Au-delà des frontières des bâtiments des allées Jules Guesde, le travail sur le terrain a joué un rôle majeur dans la transmission du savoir-faire et des connaissances des « patrons » aux chercheurs actuels. Palper les os, remuer la terre, s'aventurer au milieu d'épais buissons, récolter des fossiles et constituer des herbiers… C’est en arpentant les montagnes, en parcourant les Pyrénées que les étudiants et les étudiantes d’alors appréhendaient la réalité du terrain et prenaient conscience de la difficulté et la nécessité d’un défrichage rigoureux et précieux. Si les postes à responsabilité étaient majoritairement masculins, notons l’exception d’Yvette De Ferré, botaniste, première femme à accéder au poste de professeur à la faculté des Sciences.

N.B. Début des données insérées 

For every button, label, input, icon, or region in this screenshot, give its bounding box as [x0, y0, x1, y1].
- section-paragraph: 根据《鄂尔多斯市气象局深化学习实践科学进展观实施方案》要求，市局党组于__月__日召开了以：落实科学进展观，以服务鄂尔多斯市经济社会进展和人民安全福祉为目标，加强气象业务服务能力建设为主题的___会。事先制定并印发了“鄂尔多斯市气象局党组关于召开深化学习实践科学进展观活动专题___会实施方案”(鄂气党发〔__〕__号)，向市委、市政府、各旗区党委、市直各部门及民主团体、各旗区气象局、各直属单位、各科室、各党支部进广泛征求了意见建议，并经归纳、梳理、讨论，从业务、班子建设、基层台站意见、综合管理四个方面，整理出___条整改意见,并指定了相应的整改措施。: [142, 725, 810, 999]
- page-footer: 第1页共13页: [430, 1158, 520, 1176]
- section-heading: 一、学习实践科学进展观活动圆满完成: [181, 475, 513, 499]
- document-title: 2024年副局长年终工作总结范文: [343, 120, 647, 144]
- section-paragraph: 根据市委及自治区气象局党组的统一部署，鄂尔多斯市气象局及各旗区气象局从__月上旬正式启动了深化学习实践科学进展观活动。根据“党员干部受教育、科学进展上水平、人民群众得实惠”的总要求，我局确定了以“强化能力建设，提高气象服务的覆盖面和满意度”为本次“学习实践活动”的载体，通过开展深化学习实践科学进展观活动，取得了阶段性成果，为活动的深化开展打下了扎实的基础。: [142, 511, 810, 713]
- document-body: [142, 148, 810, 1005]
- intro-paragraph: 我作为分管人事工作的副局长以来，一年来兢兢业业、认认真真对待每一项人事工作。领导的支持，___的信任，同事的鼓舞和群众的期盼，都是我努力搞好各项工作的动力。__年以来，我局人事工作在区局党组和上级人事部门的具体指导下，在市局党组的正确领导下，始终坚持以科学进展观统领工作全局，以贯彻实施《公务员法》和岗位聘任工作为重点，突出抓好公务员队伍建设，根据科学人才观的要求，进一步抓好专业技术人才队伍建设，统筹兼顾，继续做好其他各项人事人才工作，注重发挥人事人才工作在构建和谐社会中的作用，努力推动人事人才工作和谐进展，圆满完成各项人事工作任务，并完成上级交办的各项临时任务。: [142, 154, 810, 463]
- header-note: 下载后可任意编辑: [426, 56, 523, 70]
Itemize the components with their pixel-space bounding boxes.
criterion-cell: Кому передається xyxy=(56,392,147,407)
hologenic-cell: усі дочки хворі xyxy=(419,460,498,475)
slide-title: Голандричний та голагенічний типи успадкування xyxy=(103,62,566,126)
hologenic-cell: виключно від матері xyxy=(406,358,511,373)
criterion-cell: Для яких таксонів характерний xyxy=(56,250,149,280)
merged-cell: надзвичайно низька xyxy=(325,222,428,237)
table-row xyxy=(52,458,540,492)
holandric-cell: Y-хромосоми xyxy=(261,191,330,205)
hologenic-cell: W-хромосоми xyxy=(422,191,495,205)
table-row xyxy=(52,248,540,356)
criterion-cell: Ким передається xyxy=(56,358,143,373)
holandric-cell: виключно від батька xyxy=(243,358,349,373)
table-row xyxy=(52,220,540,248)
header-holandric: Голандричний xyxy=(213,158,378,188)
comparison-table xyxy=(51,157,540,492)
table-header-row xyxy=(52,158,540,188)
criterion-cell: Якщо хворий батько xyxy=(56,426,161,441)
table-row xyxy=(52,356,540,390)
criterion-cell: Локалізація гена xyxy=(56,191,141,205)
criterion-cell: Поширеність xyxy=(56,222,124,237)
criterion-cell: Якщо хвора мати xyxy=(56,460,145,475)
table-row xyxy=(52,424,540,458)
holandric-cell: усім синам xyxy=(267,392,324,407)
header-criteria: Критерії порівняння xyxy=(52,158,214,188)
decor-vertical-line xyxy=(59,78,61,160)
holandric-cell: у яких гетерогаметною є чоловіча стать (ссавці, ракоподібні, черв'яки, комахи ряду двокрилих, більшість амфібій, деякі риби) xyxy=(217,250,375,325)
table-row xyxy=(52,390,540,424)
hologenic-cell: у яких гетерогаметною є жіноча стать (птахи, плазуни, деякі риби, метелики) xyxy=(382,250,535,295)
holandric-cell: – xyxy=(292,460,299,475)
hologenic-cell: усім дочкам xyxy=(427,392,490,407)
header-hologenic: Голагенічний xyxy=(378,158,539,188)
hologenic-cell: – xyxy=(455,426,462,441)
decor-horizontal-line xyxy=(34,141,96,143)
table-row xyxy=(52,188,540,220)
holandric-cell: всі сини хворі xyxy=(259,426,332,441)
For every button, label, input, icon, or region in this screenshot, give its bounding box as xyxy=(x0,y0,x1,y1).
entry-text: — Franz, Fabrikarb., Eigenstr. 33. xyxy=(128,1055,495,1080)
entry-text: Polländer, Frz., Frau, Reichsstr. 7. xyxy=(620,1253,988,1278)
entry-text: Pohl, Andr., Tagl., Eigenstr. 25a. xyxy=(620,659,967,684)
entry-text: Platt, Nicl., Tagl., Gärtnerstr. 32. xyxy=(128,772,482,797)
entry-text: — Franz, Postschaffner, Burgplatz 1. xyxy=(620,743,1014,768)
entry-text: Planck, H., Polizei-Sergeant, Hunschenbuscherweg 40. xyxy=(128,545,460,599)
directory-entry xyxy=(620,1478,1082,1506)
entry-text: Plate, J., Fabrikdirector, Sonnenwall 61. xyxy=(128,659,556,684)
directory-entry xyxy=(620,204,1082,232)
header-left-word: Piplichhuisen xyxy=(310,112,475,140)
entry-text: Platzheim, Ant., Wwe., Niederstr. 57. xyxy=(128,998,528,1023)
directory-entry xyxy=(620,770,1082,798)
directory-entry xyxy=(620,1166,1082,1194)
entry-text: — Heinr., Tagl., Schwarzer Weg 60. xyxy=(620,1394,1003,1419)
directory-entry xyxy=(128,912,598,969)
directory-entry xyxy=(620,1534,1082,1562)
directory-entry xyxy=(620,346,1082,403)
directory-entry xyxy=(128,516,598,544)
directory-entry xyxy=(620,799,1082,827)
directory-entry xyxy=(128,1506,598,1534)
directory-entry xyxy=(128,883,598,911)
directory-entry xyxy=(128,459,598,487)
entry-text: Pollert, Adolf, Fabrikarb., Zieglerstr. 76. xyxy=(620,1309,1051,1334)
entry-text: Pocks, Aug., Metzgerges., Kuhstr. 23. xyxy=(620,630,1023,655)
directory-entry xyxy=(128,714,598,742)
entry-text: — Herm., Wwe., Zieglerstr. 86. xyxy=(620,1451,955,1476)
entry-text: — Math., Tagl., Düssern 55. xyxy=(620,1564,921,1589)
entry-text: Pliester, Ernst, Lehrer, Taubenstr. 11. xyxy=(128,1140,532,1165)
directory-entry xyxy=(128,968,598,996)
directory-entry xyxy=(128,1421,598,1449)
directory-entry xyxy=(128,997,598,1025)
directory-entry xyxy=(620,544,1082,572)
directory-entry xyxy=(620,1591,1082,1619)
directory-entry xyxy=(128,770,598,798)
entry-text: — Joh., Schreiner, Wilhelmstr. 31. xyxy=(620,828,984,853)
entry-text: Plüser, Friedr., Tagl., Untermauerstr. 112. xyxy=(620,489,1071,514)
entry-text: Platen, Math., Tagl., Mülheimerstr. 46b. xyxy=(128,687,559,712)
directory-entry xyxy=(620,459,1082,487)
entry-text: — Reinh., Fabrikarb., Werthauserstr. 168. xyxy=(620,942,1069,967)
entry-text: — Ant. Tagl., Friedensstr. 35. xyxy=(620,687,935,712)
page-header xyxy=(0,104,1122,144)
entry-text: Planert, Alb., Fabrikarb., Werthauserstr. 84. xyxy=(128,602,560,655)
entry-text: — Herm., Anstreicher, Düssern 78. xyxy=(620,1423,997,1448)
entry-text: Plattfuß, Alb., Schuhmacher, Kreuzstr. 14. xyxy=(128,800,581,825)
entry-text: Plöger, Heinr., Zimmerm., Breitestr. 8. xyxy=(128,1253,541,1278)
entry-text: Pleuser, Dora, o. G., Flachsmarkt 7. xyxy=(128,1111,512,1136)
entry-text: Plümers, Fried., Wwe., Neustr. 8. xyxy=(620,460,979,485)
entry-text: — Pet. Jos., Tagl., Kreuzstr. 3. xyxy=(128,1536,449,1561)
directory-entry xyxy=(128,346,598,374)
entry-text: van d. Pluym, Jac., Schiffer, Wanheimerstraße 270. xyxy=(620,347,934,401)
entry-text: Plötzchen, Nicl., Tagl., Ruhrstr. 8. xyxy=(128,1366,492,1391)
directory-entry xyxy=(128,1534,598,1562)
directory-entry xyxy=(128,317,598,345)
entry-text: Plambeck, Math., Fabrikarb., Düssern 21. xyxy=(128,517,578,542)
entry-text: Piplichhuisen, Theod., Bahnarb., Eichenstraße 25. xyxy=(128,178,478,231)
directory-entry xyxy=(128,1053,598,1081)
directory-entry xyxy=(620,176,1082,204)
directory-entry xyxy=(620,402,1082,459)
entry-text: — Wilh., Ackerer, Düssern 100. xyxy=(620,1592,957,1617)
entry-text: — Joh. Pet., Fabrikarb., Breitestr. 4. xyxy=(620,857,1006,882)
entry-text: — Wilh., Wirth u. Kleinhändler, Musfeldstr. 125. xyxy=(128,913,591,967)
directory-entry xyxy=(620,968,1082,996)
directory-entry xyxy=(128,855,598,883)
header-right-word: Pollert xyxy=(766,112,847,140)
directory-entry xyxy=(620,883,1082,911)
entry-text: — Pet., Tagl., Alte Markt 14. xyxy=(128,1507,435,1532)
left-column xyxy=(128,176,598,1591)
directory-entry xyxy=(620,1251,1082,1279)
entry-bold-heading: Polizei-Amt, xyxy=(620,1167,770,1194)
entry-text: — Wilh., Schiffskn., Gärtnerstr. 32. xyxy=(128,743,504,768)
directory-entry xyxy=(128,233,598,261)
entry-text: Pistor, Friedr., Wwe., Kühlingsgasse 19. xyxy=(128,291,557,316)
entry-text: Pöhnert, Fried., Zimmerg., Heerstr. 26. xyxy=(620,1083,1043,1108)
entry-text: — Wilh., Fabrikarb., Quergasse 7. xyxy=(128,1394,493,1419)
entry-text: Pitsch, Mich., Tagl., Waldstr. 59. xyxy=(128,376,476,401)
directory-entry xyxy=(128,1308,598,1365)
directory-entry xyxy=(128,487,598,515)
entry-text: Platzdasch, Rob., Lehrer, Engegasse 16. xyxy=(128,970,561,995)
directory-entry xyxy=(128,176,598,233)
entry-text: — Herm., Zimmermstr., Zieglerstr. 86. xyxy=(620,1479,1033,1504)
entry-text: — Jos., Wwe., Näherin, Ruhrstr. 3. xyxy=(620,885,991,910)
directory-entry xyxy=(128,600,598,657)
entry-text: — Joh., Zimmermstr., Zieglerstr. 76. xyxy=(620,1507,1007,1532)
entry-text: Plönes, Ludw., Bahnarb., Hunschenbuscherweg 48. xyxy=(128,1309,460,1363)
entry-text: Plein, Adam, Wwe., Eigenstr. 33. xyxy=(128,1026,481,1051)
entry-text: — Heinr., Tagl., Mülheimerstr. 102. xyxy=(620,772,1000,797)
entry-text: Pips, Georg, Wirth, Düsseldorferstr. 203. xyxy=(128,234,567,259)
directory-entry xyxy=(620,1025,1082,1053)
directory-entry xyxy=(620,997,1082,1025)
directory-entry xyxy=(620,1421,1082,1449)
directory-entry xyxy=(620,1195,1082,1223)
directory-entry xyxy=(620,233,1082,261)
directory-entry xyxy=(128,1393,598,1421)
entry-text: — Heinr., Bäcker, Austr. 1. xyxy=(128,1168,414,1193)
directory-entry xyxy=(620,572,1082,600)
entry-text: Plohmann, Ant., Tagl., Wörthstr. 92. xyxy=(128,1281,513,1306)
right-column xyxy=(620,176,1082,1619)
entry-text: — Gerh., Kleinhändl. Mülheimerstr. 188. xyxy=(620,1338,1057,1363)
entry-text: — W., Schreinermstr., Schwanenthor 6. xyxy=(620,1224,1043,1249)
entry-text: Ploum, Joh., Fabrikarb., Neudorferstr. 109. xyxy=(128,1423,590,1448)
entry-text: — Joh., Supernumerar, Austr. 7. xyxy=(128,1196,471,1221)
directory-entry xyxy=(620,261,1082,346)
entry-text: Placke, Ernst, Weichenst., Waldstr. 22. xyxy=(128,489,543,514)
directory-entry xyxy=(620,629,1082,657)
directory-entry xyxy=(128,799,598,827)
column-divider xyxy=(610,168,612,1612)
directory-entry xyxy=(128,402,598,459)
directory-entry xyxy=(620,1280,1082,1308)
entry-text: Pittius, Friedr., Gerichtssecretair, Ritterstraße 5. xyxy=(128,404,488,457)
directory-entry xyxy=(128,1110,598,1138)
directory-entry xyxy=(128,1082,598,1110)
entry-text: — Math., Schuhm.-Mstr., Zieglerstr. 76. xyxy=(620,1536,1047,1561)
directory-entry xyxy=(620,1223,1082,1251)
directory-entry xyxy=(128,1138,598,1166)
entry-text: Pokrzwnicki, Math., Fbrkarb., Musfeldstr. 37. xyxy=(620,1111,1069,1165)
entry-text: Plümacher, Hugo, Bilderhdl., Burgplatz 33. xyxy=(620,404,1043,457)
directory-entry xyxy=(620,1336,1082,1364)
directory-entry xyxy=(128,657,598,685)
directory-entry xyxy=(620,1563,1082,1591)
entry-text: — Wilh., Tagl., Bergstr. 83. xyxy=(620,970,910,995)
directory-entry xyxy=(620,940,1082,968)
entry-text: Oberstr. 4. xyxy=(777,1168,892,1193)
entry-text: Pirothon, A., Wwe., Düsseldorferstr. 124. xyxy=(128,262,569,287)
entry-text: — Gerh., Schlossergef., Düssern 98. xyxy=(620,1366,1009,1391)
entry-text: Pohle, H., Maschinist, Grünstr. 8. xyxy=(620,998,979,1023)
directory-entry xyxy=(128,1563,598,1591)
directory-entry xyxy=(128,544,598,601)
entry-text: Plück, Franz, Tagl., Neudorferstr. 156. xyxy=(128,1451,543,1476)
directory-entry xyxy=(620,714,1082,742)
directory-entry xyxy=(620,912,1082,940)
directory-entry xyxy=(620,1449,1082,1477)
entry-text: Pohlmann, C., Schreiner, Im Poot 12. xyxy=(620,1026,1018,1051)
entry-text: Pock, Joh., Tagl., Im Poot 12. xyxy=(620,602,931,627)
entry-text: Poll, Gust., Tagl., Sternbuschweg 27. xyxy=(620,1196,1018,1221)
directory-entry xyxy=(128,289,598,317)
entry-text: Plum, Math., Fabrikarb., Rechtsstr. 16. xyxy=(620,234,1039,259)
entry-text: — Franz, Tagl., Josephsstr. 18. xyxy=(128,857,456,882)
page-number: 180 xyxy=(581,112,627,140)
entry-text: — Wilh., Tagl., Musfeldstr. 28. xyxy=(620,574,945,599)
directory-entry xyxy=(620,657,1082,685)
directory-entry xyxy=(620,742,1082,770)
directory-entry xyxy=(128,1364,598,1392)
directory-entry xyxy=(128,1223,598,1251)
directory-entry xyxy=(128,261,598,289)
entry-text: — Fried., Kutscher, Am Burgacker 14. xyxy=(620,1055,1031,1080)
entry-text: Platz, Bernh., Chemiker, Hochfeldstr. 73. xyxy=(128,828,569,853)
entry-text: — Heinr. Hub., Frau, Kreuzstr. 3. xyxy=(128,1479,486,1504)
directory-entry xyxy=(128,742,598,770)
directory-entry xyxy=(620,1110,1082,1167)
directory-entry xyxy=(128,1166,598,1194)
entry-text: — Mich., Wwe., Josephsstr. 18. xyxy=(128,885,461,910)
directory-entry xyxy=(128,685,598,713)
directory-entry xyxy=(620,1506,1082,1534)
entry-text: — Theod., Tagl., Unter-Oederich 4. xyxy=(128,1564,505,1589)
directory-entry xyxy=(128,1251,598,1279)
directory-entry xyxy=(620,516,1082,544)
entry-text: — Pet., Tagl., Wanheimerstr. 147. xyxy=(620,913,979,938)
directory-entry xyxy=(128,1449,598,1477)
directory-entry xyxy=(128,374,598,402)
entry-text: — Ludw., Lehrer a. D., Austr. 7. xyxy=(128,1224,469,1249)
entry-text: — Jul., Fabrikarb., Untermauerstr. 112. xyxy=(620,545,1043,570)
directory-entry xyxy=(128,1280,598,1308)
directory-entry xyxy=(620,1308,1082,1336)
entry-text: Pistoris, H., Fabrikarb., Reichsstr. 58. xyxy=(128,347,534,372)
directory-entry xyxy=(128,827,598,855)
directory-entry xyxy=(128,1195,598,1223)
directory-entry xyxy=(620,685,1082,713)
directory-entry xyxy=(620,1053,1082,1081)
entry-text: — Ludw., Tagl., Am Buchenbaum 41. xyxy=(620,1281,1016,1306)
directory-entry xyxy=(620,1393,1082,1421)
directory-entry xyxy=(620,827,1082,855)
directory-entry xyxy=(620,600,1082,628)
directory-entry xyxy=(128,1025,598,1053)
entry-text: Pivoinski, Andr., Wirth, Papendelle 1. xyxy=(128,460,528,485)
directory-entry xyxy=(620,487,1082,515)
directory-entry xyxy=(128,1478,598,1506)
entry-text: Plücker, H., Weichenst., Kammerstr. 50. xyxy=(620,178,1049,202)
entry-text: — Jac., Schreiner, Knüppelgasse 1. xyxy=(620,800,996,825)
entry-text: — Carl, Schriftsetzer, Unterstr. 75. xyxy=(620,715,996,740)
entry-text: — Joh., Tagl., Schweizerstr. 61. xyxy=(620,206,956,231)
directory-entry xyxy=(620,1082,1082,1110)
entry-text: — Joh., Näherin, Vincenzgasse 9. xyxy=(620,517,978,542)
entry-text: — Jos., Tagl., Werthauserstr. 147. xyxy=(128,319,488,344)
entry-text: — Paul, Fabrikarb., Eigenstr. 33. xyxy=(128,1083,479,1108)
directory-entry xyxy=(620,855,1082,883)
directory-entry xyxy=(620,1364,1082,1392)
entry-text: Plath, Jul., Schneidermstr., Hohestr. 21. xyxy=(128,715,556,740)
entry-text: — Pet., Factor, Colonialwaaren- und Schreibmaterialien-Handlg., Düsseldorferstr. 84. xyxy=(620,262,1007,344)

La mémoire recueillie m’évoque un temps long passé à vivre les lieux, défricher le terrain avec les moyens minimalistes d’alors, mais avec un plaisir toujours vif. Dans son ouvrage Une ethnologue au jardin des plantes, la chercheuse Bernadette Lizet retranscrit l’histoire et l’ambiance du jardin des plantes de Paris. Elle y mentionne un botaniste arpentant les plantations, les laboratoires et l’ensemble du jardin et souligne qu’il pouvait « herboriser sans jamais se lasser ».
Référence bibliographique :
- B. Lizet, Une ethnologue au jardin des plantes, ed. Petit génie, p.9, 2015
- J. Vassal, "Un demi-siècle de botanique toulousaine au 41 allées Jules Guesde", Ed. Bulletin Société d'histoire naturelles de Toulouse, N°154, 2018, p.19-20.